The results presented in this study demonstrate that microfluidic chips with biomimetic anti-adhesive channel surfaces can be prepared by combining injection moulding and plasma coating. Injection moulding was performed in moulds that were microstructured via laser ablation. The resulting superhydrophobic surfaces reveal a hierarchical microtopography and physico-chemical properties similar to the lotus leaf. Droplet-based microfluidic experiments reveal that only the combination of the microtopography and the anti-adhesive C4F8-plasma coating supports a stable long-term droplet generation process. Droplets could even be prepared from challenging fluids like whole blood with a high protein concentration in a stable and highly reproducible fashion. In combination with the modular platform (iba 2005; Lemke et al. 2015), the FMS chips possess a high potential for commercial, droplet-based applications in life sciences since they support a stable and reproducible droplet generation process and since they can be prepared as sterilisable disposables.
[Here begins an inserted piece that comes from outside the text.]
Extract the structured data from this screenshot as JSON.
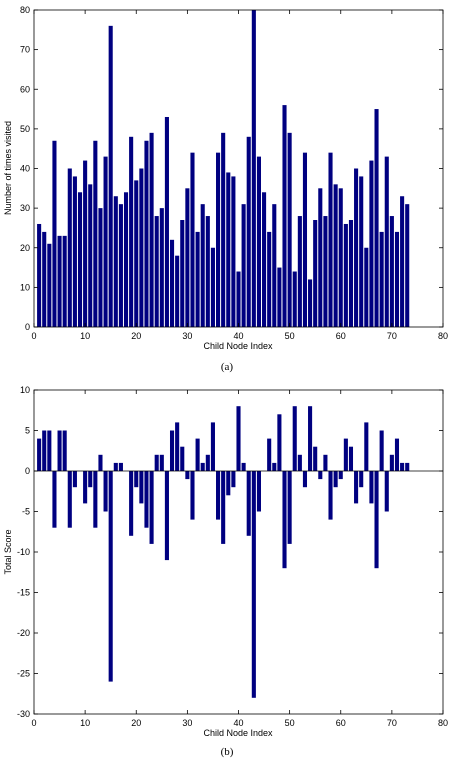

The advantage of the approach for increasing the hydrophobicity of polymer surfaces proposed in this paper is the direct microstructure transfer from the mould to the chip, followed by a plain plasma coating.

Compared to the manufacture of ordinary moulds, only one additional manufacturing step is necessary. After milling and electroerosion of the mould, the microstructures were realised by laser ablation. During the moulding process, these microstructures were transferred onto the FMS chips. After coating the FMS chips with plasma, two chip halves were mounted face-to-face to achieve round channels. After mounting the FMS chips, they can be used for the experiments. Laser ablation is the only additional manufacture step.